Tuesday, August 3, 2010

The News of Today

My mother had e-mailed me and told me he wasn't doing well. I didn't think much more about it until I received an e-mail from Kristi today. Jim Duchane passed away.

Sitting in my windowless office I found my eyes misting with tears. I had work to do, but memories and thoughts were going through my mind. There were least four feet of snow on the ground in Concord, New Hamshire where I saw him last. He talked of the expense of heating his house with kerosene. It seems homeowners in New Hampshire always talk about the expense of heating their homes in the winter, just as Californians always seem to talk about money. I had asked him, as I often ask people, how he had met his wife.

Brother Duchane had fallen in love with a spunky, red-headed, Mormon woman many years ago. She was a security guard and he said she could beat the tar out of anyone. He was smitten. Even years later I could see that he was so taken by this woman who could beat up anyone.

I met Brother Duchene at church as a child. His two girls who were still children when I left for college. The summer after my mission, I visited a small branch in Northern New Hampshire where Branch President Duchene and his family are now attending. His oldest daughter is now soon leaving to attend college and wants to study forensics, and there was MG, his wife. My eyes are now misting as I think about MG.

MG was my primary teacher when I was a child. She loved being in Primary because her energy level matched ours. She never belonged in Relief Society, she belonged with us. She gave us homemade pies if we attended her class with perfect attendance each month. Month after month she delivered my pie to my home.

I remember the first time I came to know of this person called MG. I went with my mother to the Mother-Daughter Homemaking meeting. It seemed everyone would talk about this woman MG, old women, young women, everyone seemed to adore her.
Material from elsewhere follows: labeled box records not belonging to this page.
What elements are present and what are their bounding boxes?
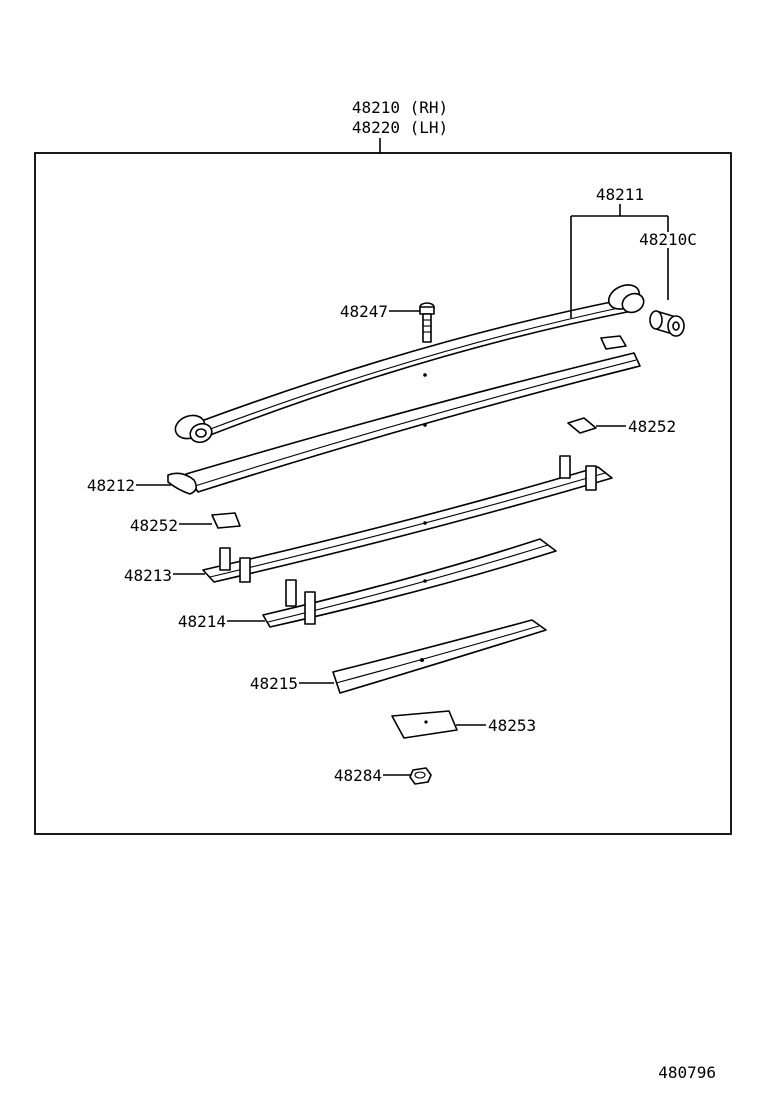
- leaf-48213: 48213: [124, 455, 613, 585]
- label-48284: 48284: [334, 766, 382, 785]
- label-48212: 48212: [87, 476, 135, 495]
- bushing-48210C: 48210C: [639, 230, 697, 337]
- center-bolt-48247: 48247: [340, 302, 435, 343]
- pad-48253: 48253: [391, 710, 536, 739]
- diagram-frame: [34, 152, 732, 835]
- label-48213: 48213: [124, 566, 172, 585]
- diagram-id: 480796: [658, 1063, 716, 1082]
- label-48252-left: 48252: [130, 516, 178, 535]
- spacer-48252-left: 48252: [130, 512, 241, 535]
- spacer-top: [600, 335, 627, 350]
- leader-48211: 48211: [570, 185, 669, 318]
- assembly-label-rh: 48210 (RH): [352, 98, 448, 117]
- assembly-label-lh: 48220 (LH): [352, 118, 448, 137]
- nut-48284: 48284: [334, 766, 432, 785]
- main-leaf-48211: [174, 284, 645, 444]
- leaf-48212: 48212: [87, 352, 641, 495]
- leaf-48215: 48215: [250, 619, 547, 694]
- label-48210C: 48210C: [639, 230, 697, 249]
- label-48253: 48253: [488, 716, 536, 735]
- label-48215: 48215: [250, 674, 298, 693]
- label-48214: 48214: [178, 612, 226, 631]
- leaf-48214: 48214: [178, 538, 557, 631]
- label-48252-right: 48252: [628, 417, 676, 436]
- spacer-48252-right: 48252: [567, 417, 676, 436]
- label-48211: 48211: [596, 185, 644, 204]
- label-48247: 48247: [340, 302, 388, 321]
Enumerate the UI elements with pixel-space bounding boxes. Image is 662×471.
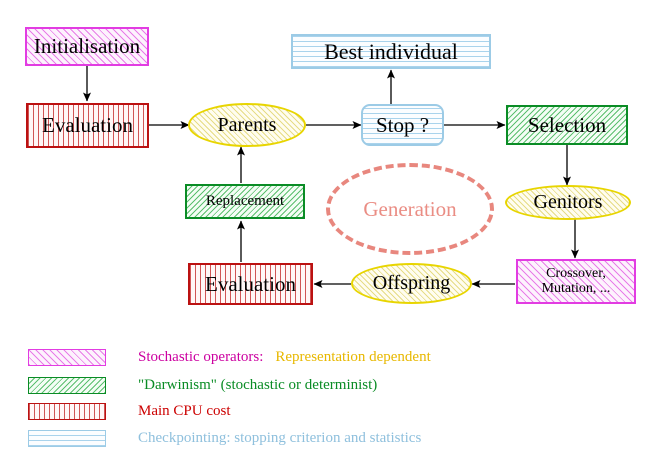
legend-swatch-magenta-hatch [28, 349, 106, 366]
node-best-individual[interactable]: Best individual [291, 34, 491, 69]
node-best-individual-label: Best individual [324, 38, 458, 64]
node-replacement-label: Replacement [205, 192, 285, 209]
node-evaluation-top-label: Evaluation [42, 113, 133, 138]
node-parents[interactable]: Parents [188, 103, 306, 147]
legend-label-secondary: Representation dependent [275, 349, 431, 365]
node-evaluation-bottom-label: Evaluation [205, 271, 296, 296]
legend-text-stochastic-operators: Stochastic operators: Representation depe… [138, 349, 431, 366]
node-replacement[interactable]: Replacement [185, 184, 305, 219]
node-genitors[interactable]: Genitors [505, 185, 631, 220]
node-generation: Generation [326, 163, 494, 255]
node-genitors-label: Genitors [533, 191, 603, 213]
node-crossover-mutation[interactable]: Crossover, Mutation, ... [516, 259, 636, 304]
legend-label-primary: Stochastic operators: [138, 349, 264, 365]
node-selection[interactable]: Selection [506, 105, 628, 145]
legend-swatch-green-hatch [28, 377, 106, 394]
node-initialisation[interactable]: Initialisation [25, 27, 149, 66]
legend-row-main-cpu-cost[interactable]: Main CPU cost [28, 403, 231, 420]
node-offspring-label: Offspring [372, 272, 451, 294]
legend-row-darwinism[interactable]: "Darwinism" (stochastic or determinist) [28, 377, 377, 394]
legend-row-stochastic-operators[interactable]: Stochastic operators: Representation depe… [28, 349, 431, 366]
node-stop-label: Stop ? [375, 112, 430, 137]
legend-swatch-blue-horizontal [28, 430, 106, 447]
node-stop[interactable]: Stop ? [361, 104, 444, 146]
legend-row-checkpointing[interactable]: Checkpointing: stopping criterion and st… [28, 430, 421, 447]
node-evaluation-bottom[interactable]: Evaluation [188, 263, 313, 305]
node-initialisation-label: Initialisation [33, 34, 141, 59]
node-selection-label: Selection [527, 112, 607, 137]
legend-swatch-red-vertical [28, 403, 106, 420]
node-generation-label: Generation [363, 196, 457, 221]
node-crossover-mutation-label: Crossover, Mutation, ... [541, 265, 611, 296]
node-parents-label: Parents [217, 113, 277, 136]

The first time I saw her she hugged an old woman. She is the spunky red-headed security guard who could beat anyone up, the woman who made Brother Duchane's eyes glow with the memory of first meeting her. How she must be missing him.

An hour or so later I am distracted by my phone signaling that I have a text. It is Deborah, my beautiful trainer from my mission, announcing the birth of her third child. I text back a quick congratulations and letting her know how proud I am of her accomplishment in bringing this child into the world. How happy she must be for her new daughter.

3 comments:

Julianne said...

And that's life... the good the bad and the ugly. I'm sorry for your loss and yet happy for the new baby born. That must be how you're feeling. Thinking about you! Love you tons!

Letty said...

Wow Chantal...you can write! I really liked the feel of the language in this entry, and the juxtaposition of life and death.

Letty said...

Wow Chantal...you can write! I really liked the feel of the language in this entry, and the juxtaposition of life and death.